India’s democracy experiment and especially the ill-advised decision to introduce universal adult franchise without any education qualification, has enabled the worst elements of urban and rural elites — a lumpen bourgeoisie driven entirely by self-interest and aggrandisement — to rise to the highest offices of the nation.
If not, how does one explain that as soon as a ten-member inter-ministerial team comprising top bureaucrats of the Central government arrived in Davangere (Karnataka) on November 19 to investigate the severity of drought conditions in 17 districts of north Karnataka, it ordered itself an elaborate lunch within the premises of a school of a drought-stricken village? Unfortunately, such profligate establishment expenditure and brazen insensitivity of the neta-babu brotherhood is hardly unusual.
In 1993 when a massive earthquake flattened the town of Latur in Maharashtra, the state government sent a delegation under Dalit leader and minister Ramdas Athavle to assess the scale of damage. However, as soon as the hon’ble minister arrived in devastated Latur, he constituted a task force of local government employees to search for free range chickens for his lunch.
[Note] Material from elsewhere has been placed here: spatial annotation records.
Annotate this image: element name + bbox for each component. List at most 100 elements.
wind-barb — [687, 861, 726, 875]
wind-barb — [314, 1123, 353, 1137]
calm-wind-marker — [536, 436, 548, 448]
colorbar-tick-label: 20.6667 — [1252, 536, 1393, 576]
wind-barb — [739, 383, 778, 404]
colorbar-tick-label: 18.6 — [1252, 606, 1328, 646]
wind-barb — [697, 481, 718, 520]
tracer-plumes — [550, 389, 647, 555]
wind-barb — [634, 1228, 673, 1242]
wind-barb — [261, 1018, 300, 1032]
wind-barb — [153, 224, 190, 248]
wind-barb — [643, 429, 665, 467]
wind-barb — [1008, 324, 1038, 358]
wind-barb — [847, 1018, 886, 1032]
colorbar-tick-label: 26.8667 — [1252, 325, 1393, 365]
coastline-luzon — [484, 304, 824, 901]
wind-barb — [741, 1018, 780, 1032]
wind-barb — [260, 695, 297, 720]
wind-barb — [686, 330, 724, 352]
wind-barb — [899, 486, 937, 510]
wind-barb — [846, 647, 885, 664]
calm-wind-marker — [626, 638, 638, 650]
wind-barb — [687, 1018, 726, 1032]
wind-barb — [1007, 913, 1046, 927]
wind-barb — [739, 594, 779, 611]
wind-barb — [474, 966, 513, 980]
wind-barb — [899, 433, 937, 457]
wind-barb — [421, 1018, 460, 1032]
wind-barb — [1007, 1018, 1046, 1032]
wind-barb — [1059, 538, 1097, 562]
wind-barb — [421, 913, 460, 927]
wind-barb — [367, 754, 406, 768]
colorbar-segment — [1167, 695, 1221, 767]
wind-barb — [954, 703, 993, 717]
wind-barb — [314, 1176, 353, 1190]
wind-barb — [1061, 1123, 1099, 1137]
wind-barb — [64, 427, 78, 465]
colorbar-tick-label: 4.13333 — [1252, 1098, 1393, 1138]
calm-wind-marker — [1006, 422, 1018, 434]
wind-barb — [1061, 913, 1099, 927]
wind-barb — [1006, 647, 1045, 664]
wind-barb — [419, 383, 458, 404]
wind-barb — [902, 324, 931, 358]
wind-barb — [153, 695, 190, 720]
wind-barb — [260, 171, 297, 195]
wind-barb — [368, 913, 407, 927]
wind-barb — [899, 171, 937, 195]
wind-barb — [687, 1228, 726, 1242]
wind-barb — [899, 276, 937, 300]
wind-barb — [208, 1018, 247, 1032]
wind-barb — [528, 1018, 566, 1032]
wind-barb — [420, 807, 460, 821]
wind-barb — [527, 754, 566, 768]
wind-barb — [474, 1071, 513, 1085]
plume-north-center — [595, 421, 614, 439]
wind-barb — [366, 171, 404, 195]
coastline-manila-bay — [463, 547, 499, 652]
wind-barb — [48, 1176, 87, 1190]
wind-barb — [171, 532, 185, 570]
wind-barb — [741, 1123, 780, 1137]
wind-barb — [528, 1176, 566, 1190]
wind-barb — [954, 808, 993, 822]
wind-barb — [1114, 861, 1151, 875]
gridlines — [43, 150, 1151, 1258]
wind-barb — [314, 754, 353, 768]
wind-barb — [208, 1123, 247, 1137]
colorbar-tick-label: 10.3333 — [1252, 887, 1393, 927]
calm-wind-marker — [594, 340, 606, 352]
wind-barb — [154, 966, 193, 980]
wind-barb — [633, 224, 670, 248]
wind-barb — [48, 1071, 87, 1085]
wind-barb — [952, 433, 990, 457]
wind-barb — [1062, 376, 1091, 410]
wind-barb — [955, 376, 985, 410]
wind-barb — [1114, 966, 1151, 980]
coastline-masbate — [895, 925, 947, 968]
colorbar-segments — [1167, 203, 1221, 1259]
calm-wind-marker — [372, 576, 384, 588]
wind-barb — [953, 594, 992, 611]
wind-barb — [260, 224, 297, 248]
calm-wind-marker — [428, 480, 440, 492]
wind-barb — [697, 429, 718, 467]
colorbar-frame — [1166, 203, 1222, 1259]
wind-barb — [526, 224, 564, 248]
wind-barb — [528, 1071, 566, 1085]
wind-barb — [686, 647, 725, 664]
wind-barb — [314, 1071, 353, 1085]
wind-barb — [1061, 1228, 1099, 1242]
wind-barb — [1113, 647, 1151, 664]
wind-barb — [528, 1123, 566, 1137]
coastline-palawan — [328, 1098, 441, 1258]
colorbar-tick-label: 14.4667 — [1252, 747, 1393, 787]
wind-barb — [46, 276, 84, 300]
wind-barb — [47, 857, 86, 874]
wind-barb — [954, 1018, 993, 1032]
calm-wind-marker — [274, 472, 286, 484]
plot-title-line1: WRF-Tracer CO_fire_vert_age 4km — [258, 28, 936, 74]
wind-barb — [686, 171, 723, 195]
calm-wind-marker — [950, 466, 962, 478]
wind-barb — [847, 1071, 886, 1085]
On yet another occasion while on a visit to Ahmednagar, former Union minister S.B. Chavan sent his Dakota airplane back to Mumbai to fetch his lunch. And in 2008, former UP chief minister Mayawati — she of selfie statues fame — sent her official airplane from Lucknow to Mumbai to bring back a pair of bedroom slippers.
But why pillory the neta-babu brotherhood for whom parasitism and hands in the public till have become a well-established tradition? One has yet to hear any of the eggheads who outshout each other on the television news channels, or learned editors of mainstream print media endorse our campaign to curb runaway establishment expenditure. Perhaps they have too many kith and kin busily feeding from the public trough.